Antonio Baylos *
Il giudizio positivo sulle riforme del lavoro in Spagna, assunte dalla Commissione europea come un esempio, è privo di senso. La loro caratteristica è il progressivo smantellamento dei diritti e il deterioramento delle condizioni di vita dei lavoratori.
La politica del governo del Partito popolare in Spagna é propagandato come un esempio da seguire da parte delle autorità europee, dai datori di lavoro e dai gruppi finanziari spagnoli. Tra i leader europei ai quali viene proposto vi è ora Matteo Renzi, il nuovo presidente del Consiglio dei Ministri italiano.

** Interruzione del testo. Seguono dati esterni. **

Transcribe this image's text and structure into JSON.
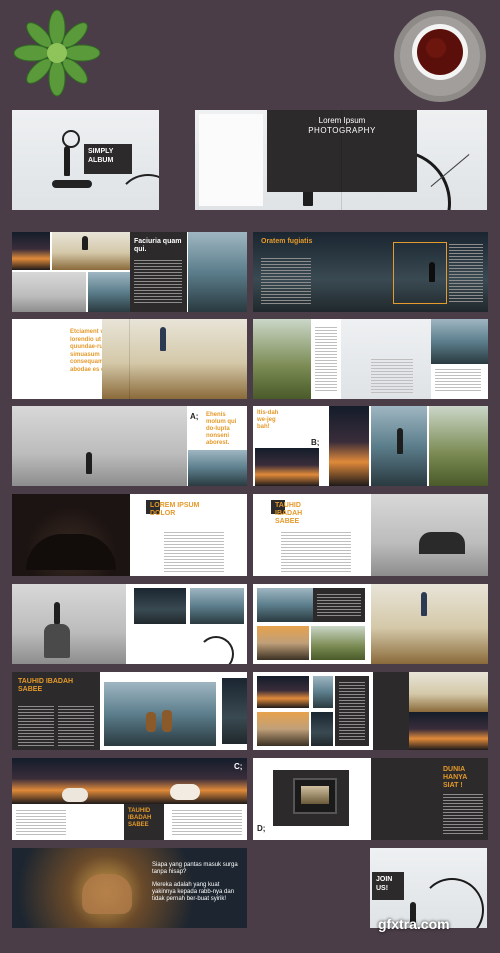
{
  "colors": {
    "background": "#4a3d47",
    "accent": "#e59a2b",
    "dark_panel": "#2c2a2b"
  },
  "decor": {
    "plant": "succulent-plant",
    "cup": "coffee-cup"
  },
  "headings": {
    "simply_album": "SIMPLY ALBUM",
    "lorem_ipsum": "Lorem Ipsum",
    "photography": "PHOTOGRAPHY",
    "faciuria": "Faciuria quam qui.",
    "oratem": "Oratem fugiatis",
    "etciament": "Etciament vo-lorendio ut quat quundae-runt, simuasum consequam volor abodae es doluptas.",
    "letter_a": "A;",
    "ehenis": "Ehenis molum qui do-lupta nonseni aborest.",
    "itis": "Itis-dah we-jeg bah!",
    "letter_b": "B;",
    "lorem_ipsum_dolor": "LOREM IPSUM DOLOR",
    "tauhid_sabee_1": "TAUHID IBADAH SABEE",
    "tauhid_sabee_2": "TAUHID IBADAH SABEE",
    "tauhid_sabee_3": "TAUHID IBADAH SABEE",
    "letter_c": "C;",
    "letter_d": "D;",
    "dunia": "DUNIA HANYA SIAT !",
    "quote_1": "Siapa yang pantas masuk surga tanpa hisap?",
    "quote_2": "Mereka adalah yang kuat yakinnya kepada rabb-nya dan tidak pernah ber-buat syirik!",
    "join_us": "JOIN US!"
  },
  "watermark": "gfxtra.com"
}
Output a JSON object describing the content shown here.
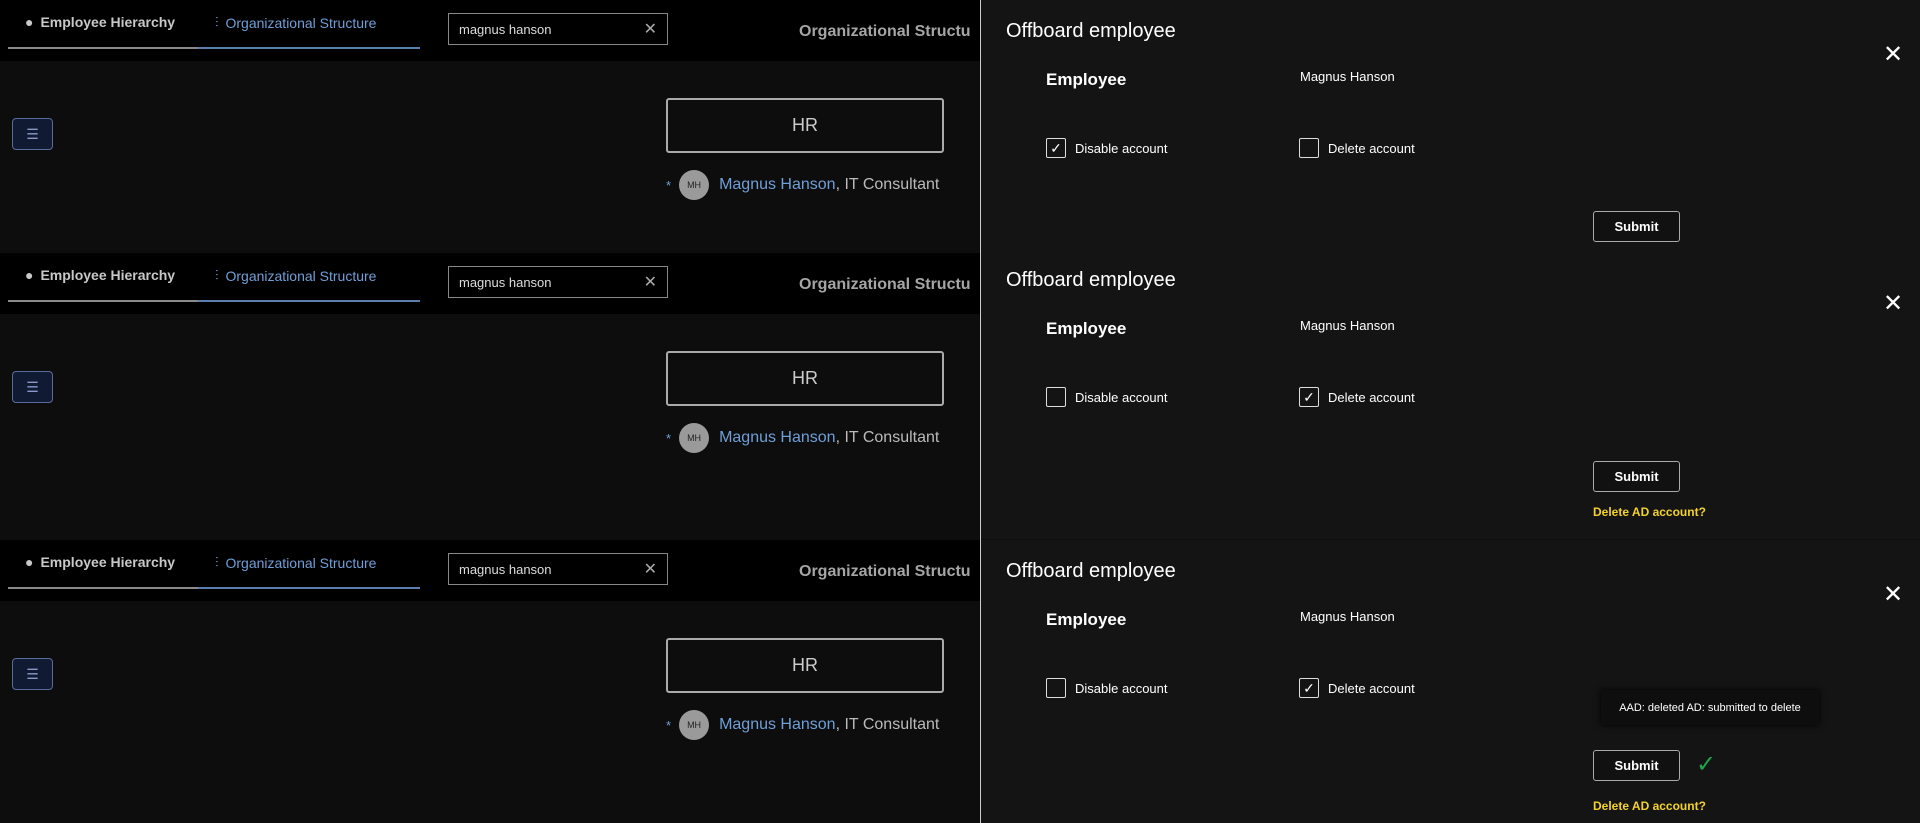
{
  "nav": {
    "tab_hierarchy": "Employee Hierarchy",
    "tab_org": "Organizational Structure",
    "search_value": "magnus hanson",
    "page_title": "Organizational Structu"
  },
  "org": {
    "unit": "HR",
    "avatar_initials": "MH",
    "person_name": "Magnus Hanson",
    "person_role": ", IT Consultant",
    "bullet": "*"
  },
  "icons": {
    "close": "✕",
    "menu": "☰",
    "check": "✓"
  },
  "dialogs": [
    {
      "title": "Offboard employee",
      "employee_label": "Employee",
      "employee_value": "Magnus Hanson",
      "disable_label": "Disable account",
      "delete_label": "Delete account",
      "disable_checked": true,
      "delete_checked": false,
      "submit": "Submit"
    },
    {
      "title": "Offboard employee",
      "employee_label": "Employee",
      "employee_value": "Magnus Hanson",
      "disable_label": "Disable account",
      "delete_label": "Delete account",
      "disable_checked": false,
      "delete_checked": true,
      "submit": "Submit",
      "warning": "Delete AD account?"
    },
    {
      "title": "Offboard employee",
      "employee_label": "Employee",
      "employee_value": "Magnus Hanson",
      "disable_label": "Disable account",
      "delete_label": "Delete account",
      "disable_checked": false,
      "delete_checked": true,
      "submit": "Submit",
      "warning": "Delete AD account?",
      "tooltip": "AAD: deleted AD: submitted to delete",
      "success": true
    }
  ],
  "colors": {
    "accent": "#6f9fd8",
    "warning": "#f3d22b",
    "success": "#1fa34a"
  }
}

Il giudizio positivo su queste riforme è tuttavia un arcano per chi vive e lavora in Spagna. Esse si basano essenzialmente sulla riduzione dei salari e dell'occupazione e sulla compressione della spesa sociale. E’ stata questa l’essenza delle riforme strutturali del Partito popolare, una volta conquistata la maggioranza assoluta nel Parlamento.
Perché le riforme siano considerate un successo rimane un enigma. Da un punto di vista macroeconomico, abbiamo assistito nel 2012, all’aumento del deficit di bilancio, a dispetto del fatto che con un patto bipartisan, comprendente il Partito Socialista, sia stata inserita nella costituzione la regola suicida del pareggio di bilancio.
Per quanto riguarda i salari, la politica del Partito popolare ha proseguito e intensificato la campagna lanciata dal governo socialista nel 2010, con un generale abbassamento del livello salariale dei lavoratori spagnoli. Il governo del P.P. esalta la diffusa svalutazione dei salari come rimedio contro la precedente " rigidità ", ma è noto che le statistiche sono state manipolate in modo da occultare l’inizio del declino a partire dalle prime riforme del 2010.